My answer there is very simple. For me, modern luxury is about simplicity. Our lives are crazy, we’re running, we’re traveling, we’re working, we’re all over the place. When you go on holidays, you want your lives to be simpler. The first task of the hotel is to simplify the lives of everybody who is there and who stays there. That doesn’t mean fantastic service, but simplified service.

For instance, I stayed in our hotel in Perth, COMO The Treasury. I arrived at 1 o’clock after a long flight from London. This is a very good example of how lives should be simplified. It’s 1 o’clock in the morning, I’m tired, and I get into the hotel. They know what I want. They sit down with me, “Please sign here.” Immediately, they take me up to the room, no questions asked. I arrive in the hotel, and already from the other side, the guy is there with my luggage. We go into the room. The guy says to me, “Mr. Boyen, I imagine that you don’t want a room orientation at this time. I imagine you want to shower and go to bed. Have a good night. I will call you tomorrow when you wake up, and then I will give you a room orientation.” That is simplicity. Instead of having to sit down and put all my details on paper at 1 in the morning, which I would hate. It gives you a great feeling because it gives you the feeling that people understand what you need, when you need it, and that they make your lives as simple as possible.

At the end of the day, it’s all about the guest experience. I’m not saying not to have that functionality in the hotel, but make sure that everyone can operate it, not only the millennials but also the baby-boomers. So many of these technologies take an hour to figure out how it operates—and that’s not the idea. The idea is to make the technology in function to what the client wants, and the client wants simplicity. If I’m lying on the bed, and there is one switch on the side of the bed, it needs to switch everything off except for the TV and the air-conditioning. How many hotel have understood that?
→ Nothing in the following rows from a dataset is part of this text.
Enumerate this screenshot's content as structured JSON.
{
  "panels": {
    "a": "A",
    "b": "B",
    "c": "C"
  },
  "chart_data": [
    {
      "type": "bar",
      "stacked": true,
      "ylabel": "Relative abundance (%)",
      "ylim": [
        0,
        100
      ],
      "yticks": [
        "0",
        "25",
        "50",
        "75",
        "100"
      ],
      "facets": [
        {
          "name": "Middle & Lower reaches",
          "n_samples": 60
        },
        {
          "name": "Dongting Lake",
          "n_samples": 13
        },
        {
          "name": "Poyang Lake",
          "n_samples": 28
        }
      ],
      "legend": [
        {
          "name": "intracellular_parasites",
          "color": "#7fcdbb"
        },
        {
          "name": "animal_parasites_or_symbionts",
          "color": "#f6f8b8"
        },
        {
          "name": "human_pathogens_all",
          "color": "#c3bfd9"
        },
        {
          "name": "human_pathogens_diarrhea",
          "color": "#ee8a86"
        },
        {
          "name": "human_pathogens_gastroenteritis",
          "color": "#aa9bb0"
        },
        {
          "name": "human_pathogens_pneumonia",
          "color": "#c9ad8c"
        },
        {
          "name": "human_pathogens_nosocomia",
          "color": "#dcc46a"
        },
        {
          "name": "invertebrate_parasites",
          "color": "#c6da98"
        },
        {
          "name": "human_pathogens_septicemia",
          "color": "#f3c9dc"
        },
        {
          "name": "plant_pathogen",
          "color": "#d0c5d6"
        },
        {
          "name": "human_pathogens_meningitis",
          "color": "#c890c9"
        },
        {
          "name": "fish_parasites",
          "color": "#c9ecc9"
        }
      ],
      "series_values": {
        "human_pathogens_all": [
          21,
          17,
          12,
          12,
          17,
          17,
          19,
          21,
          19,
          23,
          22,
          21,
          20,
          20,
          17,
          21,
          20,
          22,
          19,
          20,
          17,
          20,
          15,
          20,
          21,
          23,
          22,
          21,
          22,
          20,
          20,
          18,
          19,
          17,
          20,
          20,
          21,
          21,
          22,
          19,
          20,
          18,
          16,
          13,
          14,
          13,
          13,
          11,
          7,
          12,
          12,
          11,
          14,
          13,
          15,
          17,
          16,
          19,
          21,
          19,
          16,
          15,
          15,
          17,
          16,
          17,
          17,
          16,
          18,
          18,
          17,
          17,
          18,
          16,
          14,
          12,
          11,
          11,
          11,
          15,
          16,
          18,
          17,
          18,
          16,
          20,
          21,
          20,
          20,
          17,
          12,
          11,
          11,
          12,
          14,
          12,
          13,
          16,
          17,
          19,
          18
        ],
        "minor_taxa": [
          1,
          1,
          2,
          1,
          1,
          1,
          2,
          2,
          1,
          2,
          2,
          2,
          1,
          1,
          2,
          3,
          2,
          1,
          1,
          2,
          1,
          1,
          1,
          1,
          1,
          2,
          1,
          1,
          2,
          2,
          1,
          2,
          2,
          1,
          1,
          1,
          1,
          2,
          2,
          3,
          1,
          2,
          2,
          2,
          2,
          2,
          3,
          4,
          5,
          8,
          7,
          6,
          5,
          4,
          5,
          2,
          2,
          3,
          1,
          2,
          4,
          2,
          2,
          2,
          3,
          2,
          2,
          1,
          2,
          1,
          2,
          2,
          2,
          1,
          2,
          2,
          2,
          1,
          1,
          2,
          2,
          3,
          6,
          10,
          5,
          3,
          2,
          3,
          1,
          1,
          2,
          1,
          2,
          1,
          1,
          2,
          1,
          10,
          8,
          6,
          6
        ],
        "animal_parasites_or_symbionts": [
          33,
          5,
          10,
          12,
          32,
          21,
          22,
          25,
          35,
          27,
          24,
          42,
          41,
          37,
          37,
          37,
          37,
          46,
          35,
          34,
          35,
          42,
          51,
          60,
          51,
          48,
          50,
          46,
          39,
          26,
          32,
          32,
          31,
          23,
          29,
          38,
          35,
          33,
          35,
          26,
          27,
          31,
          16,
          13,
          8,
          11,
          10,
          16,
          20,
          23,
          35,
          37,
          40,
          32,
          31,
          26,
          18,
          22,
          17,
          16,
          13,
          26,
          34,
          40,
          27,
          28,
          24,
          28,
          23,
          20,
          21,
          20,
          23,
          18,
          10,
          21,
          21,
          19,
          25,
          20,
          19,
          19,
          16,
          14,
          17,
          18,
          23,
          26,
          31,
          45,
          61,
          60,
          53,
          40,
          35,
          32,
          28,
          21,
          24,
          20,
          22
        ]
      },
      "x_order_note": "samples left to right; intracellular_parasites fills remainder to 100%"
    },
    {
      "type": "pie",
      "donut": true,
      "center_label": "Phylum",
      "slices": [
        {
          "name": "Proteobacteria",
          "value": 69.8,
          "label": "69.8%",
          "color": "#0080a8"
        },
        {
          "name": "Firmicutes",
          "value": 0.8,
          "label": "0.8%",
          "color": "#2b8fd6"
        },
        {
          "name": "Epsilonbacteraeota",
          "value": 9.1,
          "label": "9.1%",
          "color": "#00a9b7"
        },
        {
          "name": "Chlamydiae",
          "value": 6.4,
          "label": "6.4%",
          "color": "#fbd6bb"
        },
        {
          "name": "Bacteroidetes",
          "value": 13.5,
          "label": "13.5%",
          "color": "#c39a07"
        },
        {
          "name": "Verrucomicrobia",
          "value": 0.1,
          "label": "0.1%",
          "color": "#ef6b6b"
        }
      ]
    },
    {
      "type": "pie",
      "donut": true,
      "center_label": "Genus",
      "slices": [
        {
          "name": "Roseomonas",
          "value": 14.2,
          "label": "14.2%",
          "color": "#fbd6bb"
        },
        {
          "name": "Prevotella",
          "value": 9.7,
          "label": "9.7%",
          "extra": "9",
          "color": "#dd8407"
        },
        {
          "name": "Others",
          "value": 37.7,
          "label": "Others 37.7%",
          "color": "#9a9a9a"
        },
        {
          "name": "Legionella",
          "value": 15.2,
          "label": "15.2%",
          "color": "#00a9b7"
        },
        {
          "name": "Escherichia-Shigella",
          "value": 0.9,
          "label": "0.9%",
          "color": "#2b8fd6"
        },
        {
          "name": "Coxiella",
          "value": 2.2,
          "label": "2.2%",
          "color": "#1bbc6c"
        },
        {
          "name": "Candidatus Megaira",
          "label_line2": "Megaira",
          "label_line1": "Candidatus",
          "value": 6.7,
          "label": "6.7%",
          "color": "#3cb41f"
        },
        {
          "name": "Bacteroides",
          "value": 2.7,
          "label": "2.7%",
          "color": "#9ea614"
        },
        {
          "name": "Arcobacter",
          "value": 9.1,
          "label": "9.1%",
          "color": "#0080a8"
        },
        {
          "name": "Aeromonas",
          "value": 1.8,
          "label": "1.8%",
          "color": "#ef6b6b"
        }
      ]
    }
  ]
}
How many hotels do I have to make a trip around the room to switch off all the lights manually? It’s crazy. Before we get there with all the digital technology, let’s at least get that right: simply switching off the lights. It’s crazy—even new hotels. So where do they get their feedback? Where do they get their advice from?

I’m all for technology, but it has to be useable. We are not in the business of frustrating people. We are in the business of making people’s lives a little bit better. That’s our business. That’s why we are in the happy business. Make their lives a little bit better, and they will be happy.

Is artificial intelligence important to your company?

Data is important. We have just installed a new loyalty program called Invited, and we’ve also installed Salesforce and Salesforce Marketing Cloud. These are important because if you’re a member of a loyalty program, the last thing you want is to be bombarded by emails every day. If that happens, within a month, you’ll cut your card in half, and it will go down the toilet.

What does data allow you to do? We have a client who has been skiing in our different ski resorts for 4 years. I know that the client likes skiing (even a Belgian can understand that). I know when that client likes skiing, and I know when the client books his ski holiday. When the booking time of that client comes, I send him 1 or 2 emails, no more, and I say, “Dear Mr. Jones, I know that you have been skiing in our hotels in France, Switzerland, Austria, and Italy. As you are such a wonderful skier, we want to introduce some other ski resorts to you. We have a new ski resort in Val d’Isère, we have a new ski resort in Canada, etc. Consider that, and let us know what you want to do.” It’s personal, with the name, and sent at the right time because that’s when he books his holiday, and no bombardment. He will immediately open his email saying “Wow, that’s personal. My name is there, and they know when I book”. And he feels impressed rather than frustrated by email after email after email where he’s not interested.

Good data allows you to make a journey personalized, and that’s what it’s all about today. People want to feel like they are the only ones we are talking to. Mass emails? Forget it.